Request to speed up save()
On 15/01/2015 12:45, Stewart Morris wrote:
Hi, I am dealing with very large datasets and it takes a long time to save a workspace image.
Sounds like bad practice on your part ... saving images is not recommended for careful work.
The options to save compressed data are: "gzip", "bzip2" or "xz", the default being gzip. I wonder if it's possible to include the pbzip2 (http://compression.ca/pbzip2/) algorithm as an option when saving.
It is not an 'algorithm', it is a command-line utility widely available for Linux at least.
"PBZIP2 is a parallel implementation of the bzip2 block-sorting file compressor that uses pthreads and achieves near-linear speedup on SMP machines. The output of this version is fully compatible with bzip2 v1.0.2 or newer" I tested this as follows with one of my smaller datasets, having only read in the raw data: ============ # Dumped an ascii image save.image(file='test', ascii=TRUE)
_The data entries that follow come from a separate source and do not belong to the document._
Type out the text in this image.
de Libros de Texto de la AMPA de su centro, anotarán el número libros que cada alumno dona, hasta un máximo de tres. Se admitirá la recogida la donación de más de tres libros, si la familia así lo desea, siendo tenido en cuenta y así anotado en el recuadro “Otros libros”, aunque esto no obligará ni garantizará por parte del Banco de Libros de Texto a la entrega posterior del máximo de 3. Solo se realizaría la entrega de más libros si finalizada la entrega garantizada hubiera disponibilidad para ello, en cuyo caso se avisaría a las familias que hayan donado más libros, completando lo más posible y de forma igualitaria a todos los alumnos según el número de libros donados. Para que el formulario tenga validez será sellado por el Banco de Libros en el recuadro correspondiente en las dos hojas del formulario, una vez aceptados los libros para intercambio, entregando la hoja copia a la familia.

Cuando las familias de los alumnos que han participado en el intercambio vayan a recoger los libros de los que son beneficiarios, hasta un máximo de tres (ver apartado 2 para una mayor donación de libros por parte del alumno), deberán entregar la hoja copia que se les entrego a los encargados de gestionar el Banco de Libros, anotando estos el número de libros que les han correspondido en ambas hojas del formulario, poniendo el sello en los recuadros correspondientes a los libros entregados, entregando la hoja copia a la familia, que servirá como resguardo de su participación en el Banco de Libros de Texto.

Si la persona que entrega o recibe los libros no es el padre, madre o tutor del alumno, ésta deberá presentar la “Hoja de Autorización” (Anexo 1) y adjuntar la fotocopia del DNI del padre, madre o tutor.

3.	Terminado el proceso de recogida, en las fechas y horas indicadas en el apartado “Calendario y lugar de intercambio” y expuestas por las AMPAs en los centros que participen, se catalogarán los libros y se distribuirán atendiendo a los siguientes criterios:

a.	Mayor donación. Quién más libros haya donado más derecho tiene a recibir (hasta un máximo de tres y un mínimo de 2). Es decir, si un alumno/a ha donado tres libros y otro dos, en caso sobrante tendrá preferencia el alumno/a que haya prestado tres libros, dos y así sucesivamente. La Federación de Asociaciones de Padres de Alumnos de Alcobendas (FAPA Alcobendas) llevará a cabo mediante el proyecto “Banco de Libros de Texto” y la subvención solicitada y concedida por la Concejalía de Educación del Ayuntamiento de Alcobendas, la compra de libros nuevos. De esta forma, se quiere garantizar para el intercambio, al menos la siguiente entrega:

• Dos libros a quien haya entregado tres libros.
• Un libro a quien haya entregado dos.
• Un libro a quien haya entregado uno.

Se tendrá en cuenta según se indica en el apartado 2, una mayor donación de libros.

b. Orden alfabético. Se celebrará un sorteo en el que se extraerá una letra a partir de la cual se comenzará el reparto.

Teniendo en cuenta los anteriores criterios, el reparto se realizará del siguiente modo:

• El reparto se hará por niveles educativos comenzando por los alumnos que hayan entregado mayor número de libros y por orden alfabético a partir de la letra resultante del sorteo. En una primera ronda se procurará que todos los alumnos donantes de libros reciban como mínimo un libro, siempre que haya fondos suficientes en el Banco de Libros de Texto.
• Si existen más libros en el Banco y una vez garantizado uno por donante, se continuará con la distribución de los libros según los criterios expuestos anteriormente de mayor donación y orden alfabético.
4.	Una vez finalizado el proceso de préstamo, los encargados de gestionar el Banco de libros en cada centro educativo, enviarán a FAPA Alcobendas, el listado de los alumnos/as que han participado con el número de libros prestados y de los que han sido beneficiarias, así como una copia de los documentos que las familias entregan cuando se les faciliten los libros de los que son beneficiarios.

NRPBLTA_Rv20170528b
Why do that if you are at all interested in speed? A pointless (and inaccurate) binary to decimal conversion is needed.
# At the shell prompt: ls -l test -rw-rw-r--. 1 swmorris swmorris 1794473126 Jan 14 17:33 test time bzip2 -9 test 364.702u 3.148s 6:14.01 98.3% 0+0k 48+1273976io 1pf+0w time pbzip2 -9 test 422.080u 18.708s 0:11.49 3836.2% 0+0k 0+1274176io 0pf+0w ============ As you can see, bzip2 on its own took over 6 minutes whereas pbzip2 took 11 seconds, admittedly on a 64 core machine (running at 50% load). Most modern machines are multicore so everyone would get some speedup.
But R does not by default save bzip2-ed ASCII images ... and gzip is the default because its speed/compression tradeoffs (see ?save) are best for the typical R user. And your last point is a common misunderstanding, that people typically have lots of spare cores which are zero-price. Even on my 8 (virtual) core desktop when I typically do have spare cores, using them has a price in throttling turbo mode and cache contention. Quite a large price: an R session may run 1.5-2x slower if 7 other tasks are run in parallel.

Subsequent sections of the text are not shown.